La notion de transfert est, elle aussi, mise à l’épreuve car si l’attachement est patent, il
relève plutôt du « collage » et le patient vous surprend en confondant ses pensées et les
vôtres, utilisant par exemple vos propos « comme si » il s’agissait des siens. Il est toujours
déroutant d’être « volé » de ses propres mots…comme lorsque de jeunes enfants
répètent les paroles des plus grands sans en saisir tout à fait le sens !

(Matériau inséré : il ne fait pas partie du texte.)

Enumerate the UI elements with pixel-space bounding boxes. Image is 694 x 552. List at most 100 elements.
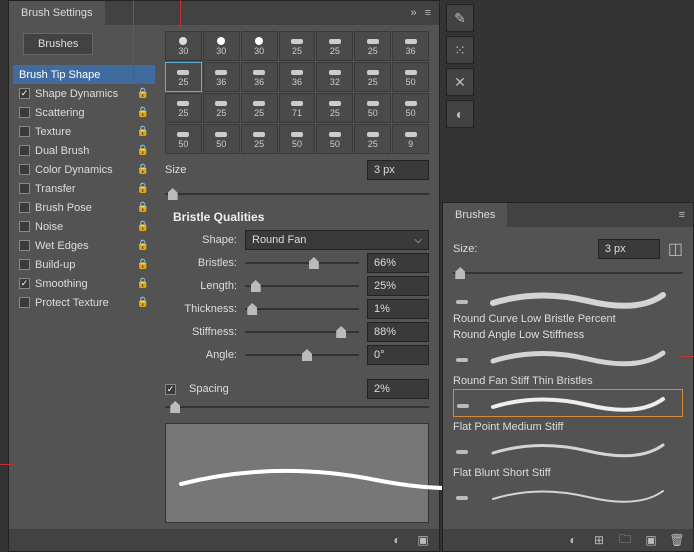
lock-icon[interactable]: 🔒 [137, 259, 149, 270]
thickness-slider[interactable] [245, 301, 359, 317]
lock-icon[interactable]: 🔒 [137, 126, 149, 137]
brush-tip[interactable]: 30 [165, 31, 202, 61]
brush-tip[interactable]: 9 [392, 124, 429, 154]
brush-tip[interactable]: 71 [279, 93, 316, 123]
spacing-slider[interactable] [165, 399, 429, 415]
brush-tip[interactable]: 50 [203, 124, 240, 154]
brush-list-item[interactable]: Round Fan Stiff Thin Bristles [453, 375, 683, 417]
tab-brushes[interactable]: Brushes [443, 203, 507, 227]
flip-icon[interactable]: ◫ [668, 239, 683, 259]
option-brush-pose[interactable]: Brush Pose🔒 [13, 198, 155, 217]
live-tip-icon[interactable]: ⊞ [591, 532, 607, 548]
brush-tip[interactable]: 25 [354, 124, 391, 154]
size-slider[interactable] [453, 265, 683, 281]
brush-tip[interactable]: 36 [203, 62, 240, 92]
brush-tip[interactable]: 50 [392, 93, 429, 123]
option-protect-texture[interactable]: Protect Texture🔒 [13, 293, 155, 312]
brush-list-item[interactable]: Flat Point Medium Stiff [453, 421, 683, 463]
length-input[interactable] [367, 276, 429, 296]
lock-icon[interactable]: 🔒 [137, 297, 149, 308]
checkbox[interactable] [19, 278, 30, 289]
angle-slider[interactable] [245, 347, 359, 363]
menu-icon[interactable]: ≡ [679, 209, 685, 221]
brush-tip[interactable]: 25 [354, 62, 391, 92]
thickness-input[interactable] [367, 299, 429, 319]
option-smoothing[interactable]: Smoothing🔒 [13, 274, 155, 293]
tab-brush-settings[interactable]: Brush Settings [9, 1, 105, 25]
option-scattering[interactable]: Scattering🔒 [13, 103, 155, 122]
checkbox[interactable] [19, 145, 30, 156]
lock-icon[interactable]: 🔒 [137, 221, 149, 232]
option-transfer[interactable]: Transfer🔒 [13, 179, 155, 198]
lock-icon[interactable]: 🔒 [137, 107, 149, 118]
brush-list-item[interactable]: Round Curve Low Bristle Percent [453, 285, 683, 325]
checkbox[interactable] [19, 88, 30, 99]
checkbox[interactable] [19, 240, 30, 251]
tools-icon[interactable]: ✕ [446, 68, 474, 96]
angle-input[interactable] [367, 345, 429, 365]
checkbox[interactable] [19, 202, 30, 213]
checkbox[interactable] [19, 126, 30, 137]
brush-list-item[interactable]: Flat Blunt Short Stiff [453, 467, 683, 509]
new-preset-icon[interactable]: ▣ [415, 532, 431, 548]
size-slider[interactable] [165, 186, 429, 202]
lock-icon[interactable]: 🔒 [137, 240, 149, 251]
brush-tip[interactable]: 50 [279, 124, 316, 154]
spacing-input[interactable] [367, 379, 429, 399]
brush-tip[interactable]: 25 [279, 31, 316, 61]
stiffness-slider[interactable] [245, 324, 359, 340]
option-noise[interactable]: Noise🔒 [13, 217, 155, 236]
brush-list-item[interactable]: Round Angle Low Stiffness [453, 329, 683, 371]
brush-tip[interactable]: 50 [316, 124, 353, 154]
lock-icon[interactable]: 🔒 [137, 183, 149, 194]
lock-icon[interactable]: 🔒 [137, 145, 149, 156]
brush-tip[interactable]: 25 [165, 62, 202, 92]
checkbox[interactable] [19, 221, 30, 232]
brush-tip[interactable]: 25 [316, 31, 353, 61]
menu-icon[interactable]: ≡ [425, 7, 431, 19]
brushes-button[interactable]: Brushes [23, 33, 93, 55]
checkbox[interactable] [19, 183, 30, 194]
new-brush-icon[interactable]: ▣ [643, 532, 659, 548]
lock-icon[interactable]: 🔒 [137, 202, 149, 213]
lock-icon[interactable]: 🔒 [137, 278, 149, 289]
brush-tip[interactable]: 30 [241, 31, 278, 61]
brush-tip[interactable]: 36 [279, 62, 316, 92]
preview-toggle-icon[interactable]: ◐ [389, 532, 405, 548]
option-wet-edges[interactable]: Wet Edges🔒 [13, 236, 155, 255]
length-slider[interactable] [245, 278, 359, 294]
brush-tip[interactable]: 36 [392, 31, 429, 61]
option-build-up[interactable]: Build-up🔒 [13, 255, 155, 274]
preview-toggle-icon[interactable]: ◐ [565, 532, 581, 548]
brush-tip[interactable]: 32 [316, 62, 353, 92]
option-texture[interactable]: Texture🔒 [13, 122, 155, 141]
checkbox[interactable] [19, 164, 30, 175]
brush-tip[interactable]: 25 [165, 93, 202, 123]
option-color-dynamics[interactable]: Color Dynamics🔒 [13, 160, 155, 179]
brush-tip[interactable]: 25 [203, 93, 240, 123]
brush-tip[interactable]: 36 [241, 62, 278, 92]
bristles-slider[interactable] [245, 255, 359, 271]
checkbox[interactable] [19, 259, 30, 270]
brush-tip[interactable]: 30 [203, 31, 240, 61]
bristles-input[interactable] [367, 253, 429, 273]
brush-tip[interactable]: 25 [316, 93, 353, 123]
brush-tip[interactable]: 50 [165, 124, 202, 154]
checkbox[interactable] [19, 107, 30, 118]
spacing-checkbox[interactable] [165, 384, 176, 395]
cc-libraries-icon[interactable]: ◐ [446, 100, 474, 128]
checkbox[interactable] [19, 297, 30, 308]
size-input[interactable] [367, 160, 429, 180]
stiffness-input[interactable] [367, 322, 429, 342]
brush-tip[interactable]: 25 [241, 124, 278, 154]
brush-settings-icon[interactable]: ✎ [446, 4, 474, 32]
brush-tip[interactable]: 50 [392, 62, 429, 92]
trash-icon[interactable]: 🗑 [669, 532, 685, 548]
collapse-icon[interactable]: » [410, 7, 416, 19]
option-shape-dynamics[interactable]: Shape Dynamics🔒 [13, 84, 155, 103]
new-group-icon[interactable]: 🗀 [617, 532, 633, 548]
size-input[interactable] [598, 239, 660, 259]
shape-select[interactable]: Round Fan [245, 230, 429, 250]
lock-icon[interactable]: 🔒 [137, 88, 149, 99]
brush-tip[interactable]: 25 [354, 31, 391, 61]
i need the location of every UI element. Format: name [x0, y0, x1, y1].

Le danger premier dans la prise en charge thérapeutique des auteurs d’agression
sexuelle d’enfant est de ne plus pouvoir penser, d’être sous l’emprise. Le travail en équipe
semble primordial pour s’en protéger et le palier : suivi en binôme, réunion d’échanges,
formation, groupe de travail, recherche clinique, supervision personnelle sont autant de
moyens de matérialiser du Tiers. Il s’agit de se dégager de la position d’objet dans
laquelle le patient tente sans relâche de mettre le thérapeute, répétant en cela son
fonctionnement relationnel habituel.
Je pense qu’il est essentiel de s’affirmer comme Sujet traitant avec un Autre Sujet.
* SMPR : Service Médico-Psychologique Régional
** ARTAAS : Association pour la Recherche et le Traitement des Auteurs d’Agression
Sexuelle
*** JAP : Juge de l’Application des Peines
BIBLIOGRAPHIE
- BALIER C. « Psychanalyse des comportements sexuels violents » Ed. PUF, Paris, 1996.
- BALIER C., CIAVALDINI A., GIRARD-KHAYAT M. : Rapport de recherche sur les
agresseurs sexuels, 1996 (ARTAAS).
- CIAVALDINI A. & BALIER C. « Agressions sexuelles : pathologies, suivis thérapeutiques
et cadre judiciaire » Ed. MASSON, Paris, 2000.
- FERENCZI S. « Confusion des langues entre adulte et enfant » in OEuvres complètes
tome IV. Ed. PAYOT, Paris, 1990.
- FREUD S. « Trois essais sur la théorie de la sexualité » Ed. GALLIMARD, Paris, 1983.
- CONFERENCE DE CONSENSUS des 22 & 23 novembre 2001 : « Psychopathologie et
traitements actuels des auteurs d’agression sexuelle » Ed. FFP & J. LIBBEY, Paris, 2000.